Due to the drop in issuance year-over-year, BofA Securities revised its forecast downward from $500 billion to $400 billion at the end of the first quarter. However, now they noted their revision may be too high.
“For the second half of the year, as long as muni rates do not stay high for too long, our revised issuance target for the year should still be possible,” they said.
They noted range bound behavior of muni and UST rates during the first half of the year is not sustainable.
“A downside break of this range behavior should bring more new-money issuance as well as accelerated refunding issuance,” they said.
In the second half of the year, some market participants expect to see an uptick in issuance.
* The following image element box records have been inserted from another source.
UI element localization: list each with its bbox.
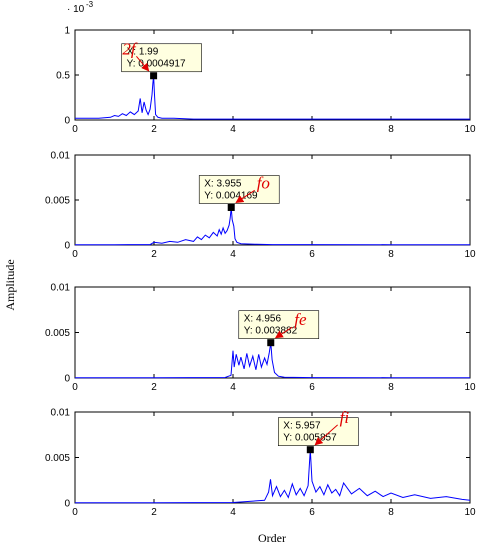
datatip-y-label: Y: 0.0004917 [127, 59, 186, 70]
x-tick-label: 0 [72, 382, 78, 393]
x-tick-label: 6 [309, 124, 315, 135]
x-tick-label: 4 [230, 382, 236, 393]
y-tick-label: 0 [64, 241, 70, 252]
datatip-x-label: X: 4.956 [244, 314, 282, 325]
x-tick-label: 10 [464, 382, 476, 393]
datatip-y-label: Y: 0.003882 [244, 326, 298, 337]
y-tick-label: 1 [64, 26, 70, 37]
datatip-box [121, 43, 202, 73]
y-tick-label: 0.01 [51, 408, 71, 419]
peak-annotation-label: fi [340, 408, 350, 427]
x-tick-label: 0 [72, 124, 78, 135]
x-tick-label: 10 [464, 507, 476, 518]
datatip-y-label: Y: 0.005857 [283, 433, 337, 444]
x-tick-label: 10 [464, 124, 476, 135]
x-tick-label: 8 [388, 249, 394, 260]
datatip-marker [227, 203, 235, 211]
plot-area [74, 411, 471, 504]
datatip-marker [267, 339, 275, 347]
peak-annotation-label: fe [294, 310, 307, 329]
x-tick-label: 6 [309, 249, 315, 260]
annotation-arrow [235, 189, 255, 204]
x-tick-label: 8 [388, 382, 394, 393]
x-tick-label: 6 [309, 382, 315, 393]
y-tick-label: 0.005 [45, 328, 70, 339]
datatip-x-label: X: 3.955 [204, 178, 242, 189]
spectrum-series-line [75, 207, 470, 246]
peak-annotation-label: fo [257, 173, 270, 192]
spectrum-series-line [75, 449, 471, 504]
x-tick-label: 2 [151, 507, 157, 518]
y-tick-label: 0.01 [51, 151, 71, 162]
x-tick-label: 10 [464, 249, 476, 260]
x-tick-label: 8 [388, 124, 394, 135]
datatip-y-label: Y: 0.004169 [204, 190, 258, 201]
annotation-arrow [314, 424, 338, 446]
x-axis-label: Order [258, 531, 286, 545]
x-tick-label: 2 [151, 382, 157, 393]
y-tick-label: 0 [64, 116, 70, 127]
peak-annotation-label: 2f [122, 39, 137, 58]
annotation-arrow [136, 55, 150, 72]
datatip-marker [306, 446, 314, 454]
y-tick-label: 0.5 [56, 71, 70, 82]
datatip-x-label: X: 1.99 [127, 47, 159, 58]
spectrum-series-line [75, 75, 470, 120]
x-tick-label: 2 [151, 249, 157, 260]
datatip-x-label: X: 5.957 [283, 421, 321, 432]
x-tick-label: 8 [388, 507, 394, 518]
x-tick-label: 4 [230, 124, 236, 135]
datatip-marker [150, 72, 158, 80]
annotation-arrow [274, 326, 293, 339]
y-exponent-power: -3 [86, 0, 94, 9]
x-tick-label: 0 [72, 507, 78, 518]
x-tick-label: 4 [230, 249, 236, 260]
x-tick-label: 6 [309, 507, 315, 518]
y-tick-label: 0.005 [45, 196, 70, 207]
y-tick-label: 0 [64, 499, 70, 510]
y-tick-label: 0 [64, 374, 70, 385]
y-axis-label: Amplitude [3, 259, 17, 310]
x-tick-label: 4 [230, 507, 236, 518]
y-tick-label: 0.005 [45, 453, 70, 464]
x-tick-label: 0 [72, 249, 78, 260]
y-tick-label: 0.01 [51, 283, 71, 294]
x-tick-label: 2 [151, 124, 157, 135]
spectrum-series-line [75, 342, 470, 379]
y-exponent-label: · 10 [67, 4, 85, 15]
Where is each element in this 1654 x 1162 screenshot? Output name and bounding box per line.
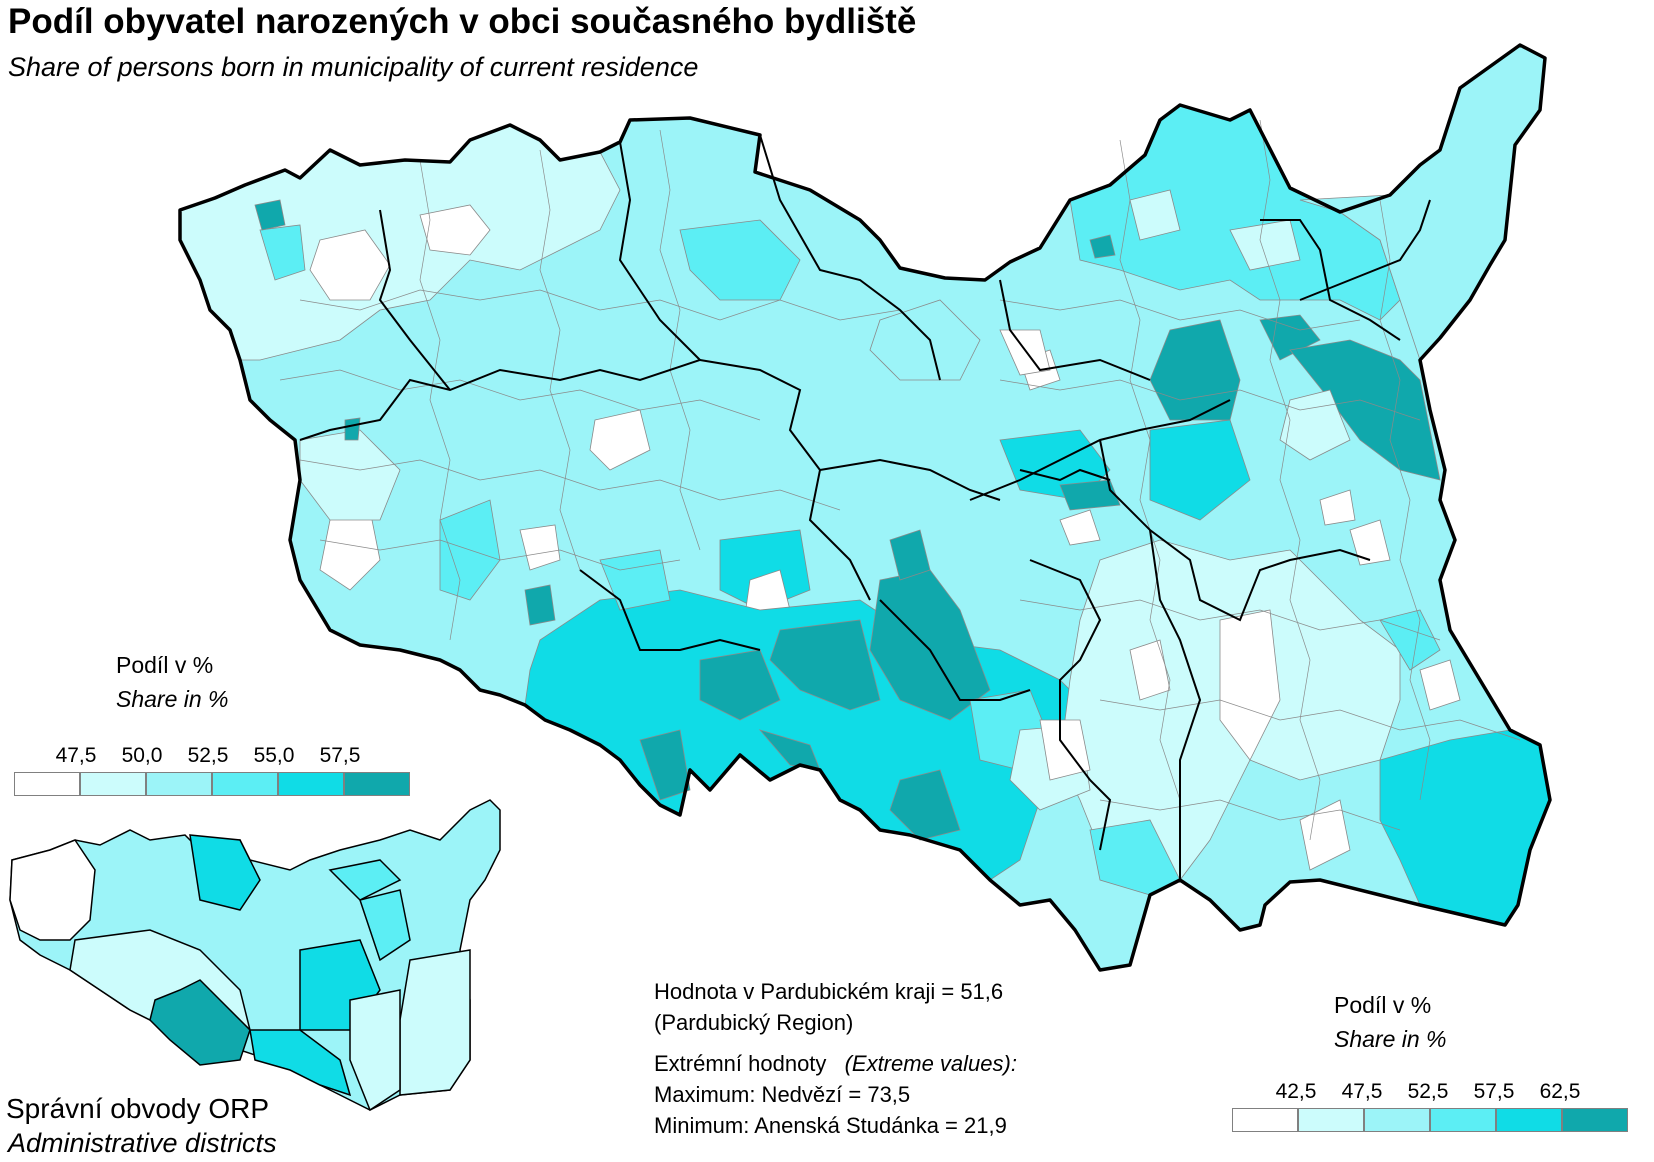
c-dark-8 [524, 584, 556, 626]
south-dark-7 [889, 769, 961, 841]
south-dark-3 [889, 529, 931, 581]
inset-legend-swatch-5 [1562, 1108, 1628, 1132]
main-legend-tick: 55,0 [253, 744, 295, 767]
map-title: Podíl obyvatel narozených v obci současn… [8, 2, 917, 41]
main-legend: 47,5 50,0 52,5 55,0 57,5 [14, 744, 410, 800]
extreme-values-row: Extrémní hodnoty (Extreme values): [654, 1048, 1017, 1079]
inset-legend-tick: 62,5 [1539, 1080, 1581, 1103]
region-value-text: Hodnota v Pardubickém kraji = 51,6 [654, 979, 1004, 1004]
inset-legend-swatch-2 [1364, 1108, 1430, 1132]
inset-legend-tick: 42,5 [1275, 1080, 1317, 1103]
east-white-7 [1299, 799, 1351, 871]
main-legend-swatch-0 [14, 772, 80, 796]
east-white-4 [1129, 639, 1171, 701]
west-dark-1 [254, 199, 286, 231]
region-outline [178, 43, 1552, 972]
c-dark-9 [344, 417, 361, 441]
inset-n-mid [189, 834, 261, 911]
inset-ne-mid [328, 859, 402, 901]
main-legend-swatch-5 [344, 772, 410, 796]
inset-legend-title: Podíl v % [1334, 992, 1432, 1018]
c-white-6 [999, 329, 1051, 376]
main-legend-tick: 57,5 [319, 744, 361, 767]
inset-w-white [9, 839, 96, 941]
east-white-6 [1349, 519, 1391, 566]
inset-subtitle: Administrative districts [8, 1128, 277, 1158]
ne-dark-5 [1089, 234, 1116, 259]
municipality-lines [279, 119, 1521, 841]
inset-e-light [399, 949, 471, 1096]
ne-white-2 [1319, 489, 1356, 526]
west-white-2 [419, 204, 491, 256]
south-dark-1 [769, 619, 881, 711]
ne-light-3 [1229, 219, 1301, 271]
c-mid-10 [599, 549, 671, 611]
region-name-text: (Pardubický Region) [654, 1010, 854, 1035]
east-mid-1 [1149, 419, 1251, 521]
c-light-5 [869, 299, 981, 381]
main-legend-tick: 47,5 [55, 744, 97, 767]
east-white-1 [1219, 609, 1281, 761]
extreme-label: Extrémní hodnoty [654, 1051, 827, 1076]
main-legend-tick: 52,5 [187, 744, 229, 767]
east-white-3 [1039, 719, 1091, 781]
main-legend-title: Podíl v % [116, 652, 214, 678]
west-mid-1 [259, 224, 306, 281]
east-white-5 [1419, 659, 1461, 711]
district-boundaries [299, 134, 1431, 880]
south-dark-4 [699, 649, 781, 721]
inset-legend-swatch-0 [1232, 1108, 1298, 1132]
inset-legend-subtitle: Share in % [1334, 1026, 1447, 1052]
inset-c-mid2 [359, 889, 411, 962]
inset-title: Správní obvody ORP [6, 1093, 270, 1124]
c-white-7 [1059, 509, 1101, 546]
minimum-text: Minimum: Anenská Studánka = 21,9 [654, 1113, 1007, 1138]
inset-legend-swatch-1 [1298, 1108, 1364, 1132]
info-block: Hodnota v Pardubickém kraji = 51,6 (Pard… [654, 976, 1017, 1141]
inset-legend-tick: 52,5 [1407, 1080, 1449, 1103]
inset-s-mid [249, 1029, 352, 1097]
ne-light-4 [1129, 189, 1181, 241]
main-legend-swatch-1 [80, 772, 146, 796]
inset-legend-tick: 57,5 [1473, 1080, 1515, 1103]
inset-legend: 42,5 47,5 52,5 57,5 62,5 [1232, 1080, 1628, 1138]
west-white-1 [309, 229, 391, 301]
inset-se-light [349, 989, 401, 1112]
ne-dark-2 [1259, 314, 1321, 361]
west-white-4 [589, 409, 651, 471]
south-dark-5 [639, 729, 691, 801]
main-legend-tick: 50,0 [121, 744, 163, 767]
main-legend-swatch-2 [146, 772, 212, 796]
inset-legend-swatch-3 [1430, 1108, 1496, 1132]
ne-dark-3 [1289, 339, 1441, 481]
inset-dark [149, 979, 251, 1066]
south-dark-2 [869, 569, 991, 721]
inset-legend-swatch-4 [1496, 1108, 1562, 1132]
main-legend-subtitle: Share in % [116, 686, 229, 712]
inset-map [9, 799, 501, 1112]
inset-legend-tick: 47,5 [1341, 1080, 1383, 1103]
map-subtitle: Share of persons born in municipality of… [8, 52, 699, 82]
extreme-label-en: (Extreme values): [844, 1051, 1017, 1076]
west-white-5 [519, 524, 561, 571]
main-legend-swatch-3 [212, 772, 278, 796]
main-legend-swatch-4 [278, 772, 344, 796]
ne-light-2 [1279, 389, 1351, 461]
ne-dark-4 [1059, 479, 1121, 511]
maximum-text: Maximum: Nedvězí = 73,5 [654, 1082, 911, 1107]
For example, the state budget numbers that have been trickling look pretty good and there’s an increasing backlog of projects that need to be financed for the bond market, Fabian said.
For the backlog of projects, he said federal aid has been only an intermittent offset issuance. So, he noted there are still projects that need to get done.
“Whether it is the second half of this year or the first half of next year, there is an increase [in issuance] coming,” he added.
However, this will not be seen across the board.
“There’s some reason for optimism for the second half, but that it’s not nationwide,” he said.
Issuance details
Revenue bond issuance decreased 11.7% to $20.327 billion from $23.030 billion in June 2022, and general obligation bond sale totals dropped 4.3% to $14.109 billion from $14.744 billion in 2022.
Negotiated deal volume was up 7.2% to $26.088 billion from $24.337 billion a year prior. Competitive sales decreased 11.1% to $7.516 billion from $8.460 billion in 2022.
Deals wrapped by bond insurance fell to $2.731 billion in 120 deals from $2.908 billion in 151 deals in 2022, a 6.1% decrease.
Bank-qualified issuance dropped 10.8% to $798.1 million in 202 deals from $895.1 million in 229 deals a year prior.
In the states, Texas claimed the top spot year-to-date.
Issuers in the Lone Star State accounted for $26.719 billion, up 7.9% year-over-year. California was second with $25.791 billion, down 6.4%. New York was third with $17.297 billion, down 35.7%, followed by Illinois in fourth with $7.849 billion, up 18.3%, and Florida in fifth with $5.919 billion, a 39.5% decrease from 2022.
Rounding out the top 10: Georgia with $5.132 billion, down 9.9%; Wisconsin with $4.950 billion, down 9.2%; Massachusetts with $4.572 billion, down 7.4%; Michigan at $4.521 billion, down 39.1%; and Oregon with $4.499 billion, up 39.6%.